Empresa acusa desembargador de ganhar quadriciclo por decisão
Denúncia foi levada ao Conselho Nacional de Justiça
Paulo Moura - 13/05/2026 09h01 | atualizado em 13/05/2026 13h03

Uma denúncia levada ao Conselho Nacional de Justiça (CNJ) colocou um desembargador do Tribunal de Justiça do Paraná (TJPR) no centro de uma controvérsia envolvendo suspeitas de corrupção no Judiciário. O magistrado Francisco Carlos Jorge é acusado, segundo investigação particular apresentada por uma construtora, de ter recebido um quadriciclo avaliado em R$ 62,5 mil em troca de uma decisão judicial.
O caso chega em um momento sensível para a magistratura, em meio ao debate nacional sobre endurecimento das punições aplicadas a juízes. Em março, o ministro Flávio Dino, do Supremo Tribunal Federal (STF), determinou o fim da aposentadoria compulsória como sanção máxima para magistrados em casos disciplinares, defendendo que a pena mais severa passe a ser a perda definitiva do cargo e do salário.

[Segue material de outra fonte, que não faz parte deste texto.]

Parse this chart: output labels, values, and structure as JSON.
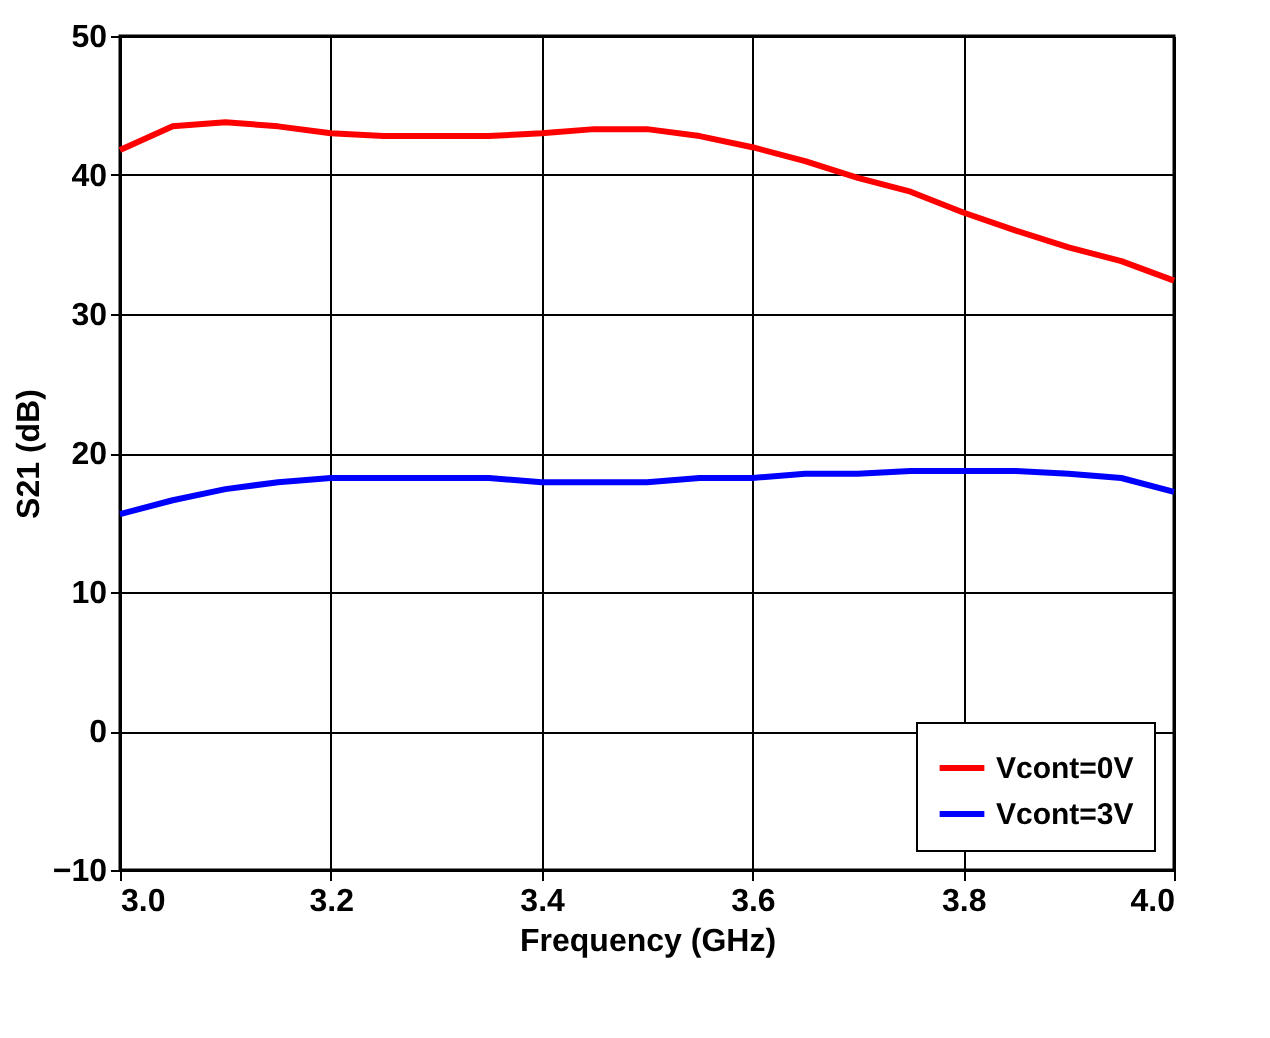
{
  "chart_data": {
    "type": "line",
    "xlabel": "Frequency (GHz)",
    "ylabel": "S21 (dB)",
    "x": [
      3.0,
      3.05,
      3.1,
      3.15,
      3.2,
      3.25,
      3.3,
      3.35,
      3.4,
      3.45,
      3.5,
      3.55,
      3.6,
      3.65,
      3.7,
      3.75,
      3.8,
      3.85,
      3.9,
      3.95,
      4.0
    ],
    "series": [
      {
        "name": "Vcont=0V",
        "color": "#ff0000",
        "values": [
          41.8,
          43.5,
          43.8,
          43.5,
          43.0,
          42.8,
          42.8,
          42.8,
          43.0,
          43.3,
          43.3,
          42.8,
          42.0,
          41.0,
          39.8,
          38.8,
          37.3,
          36.0,
          34.8,
          33.8,
          32.4
        ]
      },
      {
        "name": "Vcont=3V",
        "color": "#0000ff",
        "values": [
          15.6,
          16.6,
          17.4,
          17.9,
          18.2,
          18.2,
          18.2,
          18.2,
          17.9,
          17.9,
          17.9,
          18.2,
          18.2,
          18.5,
          18.5,
          18.7,
          18.7,
          18.7,
          18.5,
          18.2,
          17.2
        ]
      }
    ],
    "xlim": [
      3.0,
      4.0
    ],
    "xticks": [
      {
        "value": 3.0,
        "label": "3.0"
      },
      {
        "value": 3.2,
        "label": "3.2"
      },
      {
        "value": 3.4,
        "label": "3.4"
      },
      {
        "value": 3.6,
        "label": "3.6"
      },
      {
        "value": 3.8,
        "label": "3.8"
      },
      {
        "value": 4.0,
        "label": "4.0"
      }
    ],
    "ylim": [
      -10,
      50
    ],
    "yticks": [
      -10,
      0,
      10,
      20,
      30,
      40,
      50
    ],
    "grid": true,
    "legend": "bottom right",
    "marker": "none",
    "line_style": "solid"
  }
}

Foi nesse contexto que a Construtora Zoller, de Curitiba, protocolou no último dia 28 de abril um Pedido de Providências no CNJ contra o desembargador. A empresa afirma ter reunido elementos que apontariam para uma suposta vantagem indevida ligada a uma decisão proferida por Francisco Jorge em processo envolvendo uma antiga disputa judicial iniciada ainda em 1993 por atraso no aluguel de imóveis.
Uma das donas da empresa, que era fiadora do contrato de aluguel, justificou que um erro da Justiça a levou a não tomar conhecimento das decisões que existiam contra ela até 2020. Em razão disso, ela solicitou que fosse anulada a execução do caso.
A petição levada ao CNJ é assinada pela advogada Maria Tereza Uille, ex-conselheira do órgão e ex-secretária de Justiça do Paraná. Segundo a construtora, o magistrado teria revertido decisões anteriores favoráveis à empresa dentro da 17ª Câmara Cível, alterando o rumo de uma ação relacionada a uma dívida executada judicialmente.De acordo com a versão da Zoller, a mudança ocorreu após a contratação de um novo advogado pela parte adversária, Michel Guerios Netto. A empresa sustenta que, após recursos, Francisco Jorge teria acolhido um quarto embargo de declaração e, com isso, revertido entendimentos anteriores e “ressuscitado” uma cobrança estimada em R$ 14 milhões, mas que a construtora e diz ser de R$ 288,5 mil.
A suspeita central envolve a compra de um quadriciclo poucos dias após a decisão. Segundo a investigação particular anexada ao processo, o advogado recém-contratado pela parte vencedora teria ido a uma loja em Curitiba, em outubro de 2024, para escolher inicialmente um modelo vermelho do veículo. A compra teria sido quitada em dinheiro vivo por um terceiro, com emissão de nota fiscal de R$ 52 mil.
Posteriormente, ainda conforme os documentos apresentados, o filho do desembargador teria comparecido ao estabelecimento para trocar o modelo por outro azul, de valor superior, pagando uma diferença de R$ 10,5 mil. A primeira nota fiscal teria sido cancelada, sendo emitida nova nota no valor final de R$ 62,5 mil, desta vez em nome do filho do magistrado.
Entre as provas apresentadas estão o depoimento do administrador da loja, as notas fiscais e uma imagem publicada em rede social mostrando netos do desembargador utilizando o quadriciclo. A documentação foi anexada tanto em um pedido disciplinar protocolado no TJPR quanto ao procedimento instaurado no CNJ.
Em nota, o CNJ informou que a Corregedoria Nacional de Justiça instaurou procedimento para apurar as supostas irregularidades e solicitou à construtora esclarecimentos adicionais, incluindo um relato cronológico detalhado e documentação complementar.
Já o advogado Michel Guerios Netto negou as acusações, que ele classificou como “caluniosas”. Em nota, o advogado ainda afirmou desconhecer familiares do desembargador e disse que jamais manteve relação profissional, social ou comercial com eles. Também informou que pretende adotar medidas judiciais, inclusive criminais, contra os responsáveis pelas acusações.